As reported, Serzh Sargsyan and Vladimir Putin also focused on development of integration processes within the framework of the Eurasian Economic Union (EAEU) and the Collective Security Treaty Organization (CSTO), as well as exchanged opinions regarding international and regional issues, including the settlement of the Karabakh conflict.
“Armenia and Russia have done much to build a solid basis for their relations as the sovereign states,” said Vladimir Putin, noting that this year marked the 25th anniversary since the establishment of the Armenian-Russian diplomatic relations, while in a few days’ time, on 29 August, Armenia and Russia will mark the 20th anniversary of the conclusion of the Friendship, Cooperation and Mutual Assistance Treaty.
Putin also stressed that Armenia and Russia were engaged in an intensive political dialogue in the economic, security and defense spheres.
As Serzh Sargsyan pointed out, the Armenian-Russia strategic ties were distinguished by ongoing top-level intensive dialogues, as well as by wide-ranging foreign-policy coordination.
“Our commercial and economic relations have been intensively developing. There was a 15% growth in trade turnover last year, and nearly 24% growth in the HY1, 2017. Our governments and parliaments are in permanent contact with each other. We are consistently developing inter-regional and humanitarian cooperation,” said the Armenian President.
There is much to be discussed
The Sargsyan-Putin meeting was actively discussed in Armenian and Russian expert circles. As soon as reports came about President Sargsyan’s visit to Russia, the political analysts tried to figure out what the reason was behind the visit.
Hakob Badalyan, a political columnist, expressed his opinion that the Armenian and Russian Presidents’ meeting would bring considerable results in terms of further development of the situation.
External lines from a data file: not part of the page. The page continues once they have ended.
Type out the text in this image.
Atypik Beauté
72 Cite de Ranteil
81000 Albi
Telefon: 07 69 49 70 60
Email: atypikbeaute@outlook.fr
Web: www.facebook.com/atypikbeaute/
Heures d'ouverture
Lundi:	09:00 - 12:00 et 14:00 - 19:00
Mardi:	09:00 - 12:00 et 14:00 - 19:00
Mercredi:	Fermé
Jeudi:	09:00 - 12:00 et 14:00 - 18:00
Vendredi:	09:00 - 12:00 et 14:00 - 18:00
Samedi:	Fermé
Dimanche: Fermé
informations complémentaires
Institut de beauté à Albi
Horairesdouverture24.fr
He noted that the meeting was unlikely to be a pivotal one, but it would definitely be productive.
“It’s yet another Armenia-Russia meeting at the top level. However, many issues have accumulated and much has happened over this period, and that forms a new agenda for this meeting,” said Badalyan.
According to the political analyst, it was very important that on the same day, in Sochi, Putin also met with Israeli Premier, Benjamin Netanyahu, and also held a meeting with Azerbaijani President, Ilham Aliyev, at the same place, a week ago.
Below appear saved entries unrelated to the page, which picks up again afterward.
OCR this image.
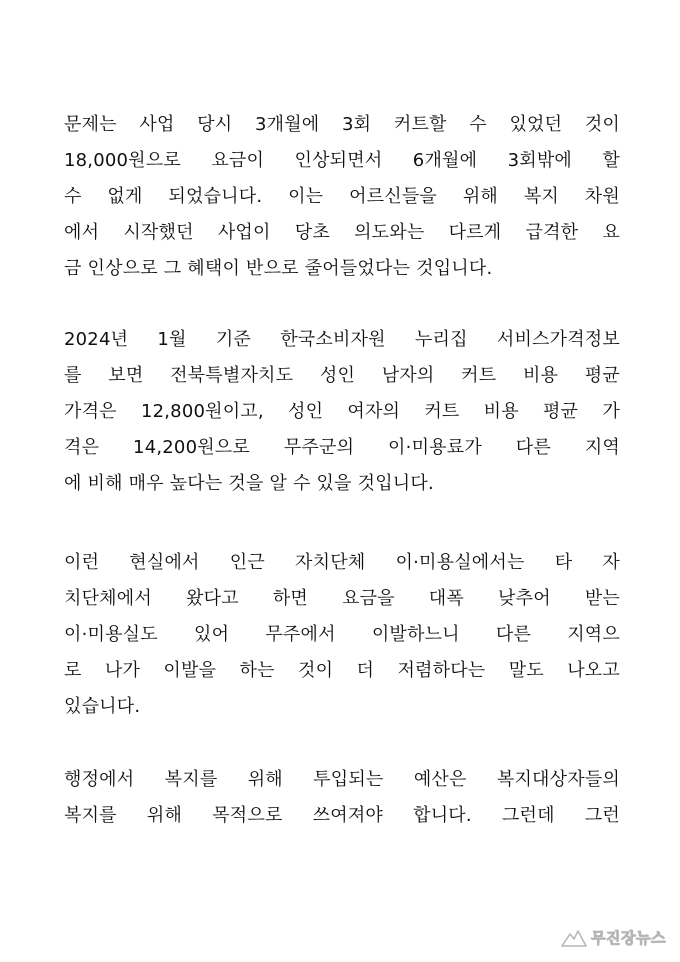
문제는 사업 당시 3개월에 3회 커트할 수 있었던 것이
18,000원으로 요금이 인상되면서 6개월에 3회밖에 할
수 없게 되었습니다. 이는 어르신들을 위해 복지 차원
에서 시작했던 사업이 당초 의도와는 다르게 급격한 요
금 인상으로 그 혜택이 반으로 줄어들었다는 것입니다.
2024년 1월 기준 한국소비자원 누리집 서비스가격정보
를 보면 전북특별자치도 성인 남자의 커트 비용 평균
가격은 12,800원이고, 성인 여자의 커트 비용 평균 가
격은 14,200원으로 무주군의 이·미용료가 다른 지역
에 비해 매우 높다는 것을 알 수 있을 것입니다.
이런 현실에서 인근 자치단체 이·미용실에서는 타 자
치단체에서 왔다고 하면 요금을 대폭 낮추어 받는
이·미용실도 있어 무주에서 이발하느니 다른 지역으
로 나가 이발을 하는 것이 더 저렴하다는 말도 나오고
있습니다.
행정에서 복지를 위해 투입되는 예산은 복지대상자들의
복지를 위해 목적으로 쓰여져야 합니다. 그런데 그런
무진장뉴스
“Many have noticed the coincidence in timing, especially against the background of the recent visit to Armenia of a high-ranking Israeli official, the Minister of Regional Cooperation, a former chief of the special services, whom Serzh Sargsyan was unwilling to receive in Yerevan. Nevertheless, it was an unprecedented visit in the history of Armenian-Israeli relations.”
“The visit acquired particular connotation a few days later, when the Israeli mass media frenzied over a live demonstration of the Israeli drones on Armenian positions, carried out as part of the contract between Azerbaijan and the Israeli UAV manufacturing company…”
“There is no doubt that the matter concerns maintaining of at least relative peace in the region, in particular, in the Karabakh zone, under control of the Armenian forces and without a third party’s involvement. The point is that Russia and Israel, being the third parties, are very close to this zone in terms of billions of dollars worth of weapons supplied to Azerbaijan,” said Hakob Badalyan.
Armenian political analysts also expected that Turkey’s possible integration into the EAEU customs area would also be addressed at the Sargsyan-Putin meeting. JAMnews provided a detailed coverage of this issue in its recent publication ‘Turkey tests the waters: Eurasian integration ahead’.
Vadim Dubnov, a Russian analyst, noted that Sargsyan and Putin have much to discuss, and the Karabakh issue is very convenient, since ‘you can hide behind it any discussions that may not even be large-scale, but are probably more significant for Moscow, and especially, for Yerevan. For example, the prospect of strategic, military-technical issues, or issues related to Armenia’s European integration.’